Tridib B. wrote:
I know C programming…
…
But I need the Ruby Compiler to work with…So I
need to run some files of Ruby not all the files…How to run some
desired files…
I don’t want to be disparaging, but you clearly don’t know C
programming, or at least, not how to build large programs in C - or you
would understand that you can’t “run” an object file.
So you need to learn the difference between “object files” and
“executables”. Learn about C “compilation units”. Learn about “linking”.
Learn about how functions and variables can be private to one
compilation unit (static), or shared with other compilation units
(external). Learn about “static libraries” and “shared (dynamically
linked) libraries”. Learn how “makefiles” can automate the process of
compiling and linking.
It’s easy to start the whole process, because it’s all been done for
you: to build the full ruby interpreter, you just need to do
./configure && make && sudo make install
But if you want to build a different program which incorporates parts of
ruby - such as its garbage collector - then it’s up to you to (a)

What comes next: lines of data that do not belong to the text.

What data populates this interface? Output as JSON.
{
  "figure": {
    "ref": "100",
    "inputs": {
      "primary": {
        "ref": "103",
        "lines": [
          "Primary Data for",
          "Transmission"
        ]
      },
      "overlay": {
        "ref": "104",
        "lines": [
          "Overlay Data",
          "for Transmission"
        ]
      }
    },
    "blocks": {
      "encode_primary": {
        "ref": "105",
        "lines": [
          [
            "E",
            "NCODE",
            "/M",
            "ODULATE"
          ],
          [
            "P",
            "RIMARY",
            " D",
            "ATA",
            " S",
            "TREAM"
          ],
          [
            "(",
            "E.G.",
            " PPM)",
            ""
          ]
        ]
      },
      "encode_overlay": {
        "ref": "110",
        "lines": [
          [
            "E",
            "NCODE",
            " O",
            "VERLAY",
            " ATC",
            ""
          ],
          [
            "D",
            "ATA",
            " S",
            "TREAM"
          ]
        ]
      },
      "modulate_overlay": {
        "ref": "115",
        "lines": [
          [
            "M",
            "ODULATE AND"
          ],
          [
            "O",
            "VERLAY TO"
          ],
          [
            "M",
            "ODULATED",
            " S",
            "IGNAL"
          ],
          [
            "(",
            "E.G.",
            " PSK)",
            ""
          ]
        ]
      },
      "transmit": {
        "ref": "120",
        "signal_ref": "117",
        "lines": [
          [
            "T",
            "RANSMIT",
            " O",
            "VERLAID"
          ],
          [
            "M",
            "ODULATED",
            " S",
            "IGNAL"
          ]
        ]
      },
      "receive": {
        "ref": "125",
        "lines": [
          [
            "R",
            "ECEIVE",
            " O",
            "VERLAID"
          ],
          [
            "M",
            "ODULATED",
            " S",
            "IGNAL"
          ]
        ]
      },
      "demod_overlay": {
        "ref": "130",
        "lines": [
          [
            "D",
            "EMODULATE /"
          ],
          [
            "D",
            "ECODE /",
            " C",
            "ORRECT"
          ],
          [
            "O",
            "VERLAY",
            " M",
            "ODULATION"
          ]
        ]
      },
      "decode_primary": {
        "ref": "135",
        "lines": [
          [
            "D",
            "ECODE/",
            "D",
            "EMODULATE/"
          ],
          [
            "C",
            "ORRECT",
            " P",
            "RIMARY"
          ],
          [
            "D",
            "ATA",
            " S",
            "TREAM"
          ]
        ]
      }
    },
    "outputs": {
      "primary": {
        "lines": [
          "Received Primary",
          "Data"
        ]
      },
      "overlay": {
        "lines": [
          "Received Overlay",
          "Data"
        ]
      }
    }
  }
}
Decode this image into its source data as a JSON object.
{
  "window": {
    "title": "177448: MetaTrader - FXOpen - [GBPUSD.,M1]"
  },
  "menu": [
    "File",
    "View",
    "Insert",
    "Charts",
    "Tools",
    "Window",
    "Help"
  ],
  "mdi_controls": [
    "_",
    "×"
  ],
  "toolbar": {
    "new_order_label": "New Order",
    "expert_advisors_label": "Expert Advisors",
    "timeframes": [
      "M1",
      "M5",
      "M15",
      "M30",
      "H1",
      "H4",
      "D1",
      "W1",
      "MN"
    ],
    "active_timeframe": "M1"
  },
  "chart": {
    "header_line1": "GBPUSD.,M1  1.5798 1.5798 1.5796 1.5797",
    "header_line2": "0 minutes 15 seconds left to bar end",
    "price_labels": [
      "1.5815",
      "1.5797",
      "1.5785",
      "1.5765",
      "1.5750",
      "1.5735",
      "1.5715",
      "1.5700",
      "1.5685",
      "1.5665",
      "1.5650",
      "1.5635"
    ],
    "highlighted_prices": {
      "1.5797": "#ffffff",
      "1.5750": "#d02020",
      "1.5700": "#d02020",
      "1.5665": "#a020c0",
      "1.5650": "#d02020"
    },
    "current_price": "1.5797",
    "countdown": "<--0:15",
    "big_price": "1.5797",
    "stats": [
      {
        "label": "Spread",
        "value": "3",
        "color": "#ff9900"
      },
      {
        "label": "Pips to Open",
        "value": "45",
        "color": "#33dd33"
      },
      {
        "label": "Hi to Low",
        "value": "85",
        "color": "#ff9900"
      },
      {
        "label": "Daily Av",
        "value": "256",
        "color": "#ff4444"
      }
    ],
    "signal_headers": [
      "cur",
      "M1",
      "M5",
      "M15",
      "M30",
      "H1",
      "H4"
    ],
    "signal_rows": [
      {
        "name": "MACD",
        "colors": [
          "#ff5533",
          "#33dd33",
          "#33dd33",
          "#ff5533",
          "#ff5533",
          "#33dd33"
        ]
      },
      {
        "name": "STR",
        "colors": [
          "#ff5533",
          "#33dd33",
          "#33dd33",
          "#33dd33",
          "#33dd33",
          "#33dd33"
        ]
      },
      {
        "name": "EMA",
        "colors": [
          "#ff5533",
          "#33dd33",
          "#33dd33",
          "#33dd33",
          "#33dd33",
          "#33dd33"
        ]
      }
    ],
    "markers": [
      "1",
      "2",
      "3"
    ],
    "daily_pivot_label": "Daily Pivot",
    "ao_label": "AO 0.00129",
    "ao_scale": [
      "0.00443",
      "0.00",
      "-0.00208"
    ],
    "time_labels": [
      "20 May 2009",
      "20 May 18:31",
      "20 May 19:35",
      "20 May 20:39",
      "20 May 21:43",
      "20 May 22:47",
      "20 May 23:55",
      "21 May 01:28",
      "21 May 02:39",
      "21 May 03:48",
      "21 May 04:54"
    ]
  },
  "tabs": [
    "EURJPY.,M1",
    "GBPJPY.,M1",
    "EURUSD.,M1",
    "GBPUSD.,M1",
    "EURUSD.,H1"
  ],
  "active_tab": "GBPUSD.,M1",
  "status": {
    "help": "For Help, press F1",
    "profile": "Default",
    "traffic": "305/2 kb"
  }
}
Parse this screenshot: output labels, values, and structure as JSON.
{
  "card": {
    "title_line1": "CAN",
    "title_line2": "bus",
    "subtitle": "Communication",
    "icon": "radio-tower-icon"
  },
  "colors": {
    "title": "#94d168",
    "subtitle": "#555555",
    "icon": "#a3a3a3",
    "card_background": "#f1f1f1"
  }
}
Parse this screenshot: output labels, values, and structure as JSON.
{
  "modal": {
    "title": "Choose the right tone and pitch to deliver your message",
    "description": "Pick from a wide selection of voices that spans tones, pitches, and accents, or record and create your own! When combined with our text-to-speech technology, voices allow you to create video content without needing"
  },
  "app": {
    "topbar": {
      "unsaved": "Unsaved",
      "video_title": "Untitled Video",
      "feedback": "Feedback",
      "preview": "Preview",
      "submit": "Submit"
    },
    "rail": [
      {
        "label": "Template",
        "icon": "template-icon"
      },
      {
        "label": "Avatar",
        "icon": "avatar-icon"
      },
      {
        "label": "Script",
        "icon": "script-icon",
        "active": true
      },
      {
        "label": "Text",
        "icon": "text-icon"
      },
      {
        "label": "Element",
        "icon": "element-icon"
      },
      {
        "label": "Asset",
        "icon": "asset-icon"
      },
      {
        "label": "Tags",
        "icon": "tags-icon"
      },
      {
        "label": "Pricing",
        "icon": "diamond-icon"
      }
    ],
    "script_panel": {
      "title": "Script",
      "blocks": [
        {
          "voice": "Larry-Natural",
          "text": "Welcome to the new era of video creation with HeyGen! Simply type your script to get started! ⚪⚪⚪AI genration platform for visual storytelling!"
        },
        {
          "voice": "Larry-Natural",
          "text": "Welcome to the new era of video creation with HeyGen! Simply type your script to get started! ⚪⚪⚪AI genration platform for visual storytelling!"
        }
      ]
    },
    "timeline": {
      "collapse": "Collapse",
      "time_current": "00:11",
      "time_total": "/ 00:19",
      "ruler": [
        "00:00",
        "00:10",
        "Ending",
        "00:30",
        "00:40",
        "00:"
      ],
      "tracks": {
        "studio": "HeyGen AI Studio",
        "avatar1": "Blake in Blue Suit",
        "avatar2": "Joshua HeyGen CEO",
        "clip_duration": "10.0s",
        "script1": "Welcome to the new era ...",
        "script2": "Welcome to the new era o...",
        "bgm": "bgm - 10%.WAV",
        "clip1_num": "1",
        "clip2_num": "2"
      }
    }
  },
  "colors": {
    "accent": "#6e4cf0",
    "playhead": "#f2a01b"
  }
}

extract the bits of code you want, (b) work out how to call them, and
© build the object files and link them with your own code in a
meaningful way.
Even if the ruby GC had been written as a standalone library - which it
hasn’t - you still wouldn’t be able to “run” it. You would need to link
it with your own program, and invoke it via its API entry points.
(Aside: the whole ruby interpreter is available as a standalone
library. You can use it to embed Ruby scripts in your C programs, by
starting the interpreter and giving it code to eval. See
http://ruby-doc.org/docs/ProgrammingRuby/html/ext_ruby.html
That doesn’t mean that fragments of the ruby interpreter are available
as standalone libraries)
For e.g- I need to run gc and Hash file
How to make only those two file run?
I’m afraid the question is meaningless, and I’m not sure this is the
right forum to try to explain why.
Very briefly: hash.c is a C source file. It defines functions and
variables. It doesn’t “run”; however, your main program could call
external [i.e. externally visible] functions defined in that source
file.
However, I’m afraid that just linking your own main.c with hash.c is
unlikely to be of much use, because the functions defined in hash.c may
in turn make calls to other functions defined in other compilation units
to do their work, and if they are missing, building your program will
fail at link time with “undefined function” errors.
If you’re trying to reduce ruby to a set of compilation units which
includes hash.c and a minimal set of other compilation units sufficient
to make it link, and for the functions defined in those compilation
units to do something useful when you call them, you’re going to find
that’s a lot more work than you expect.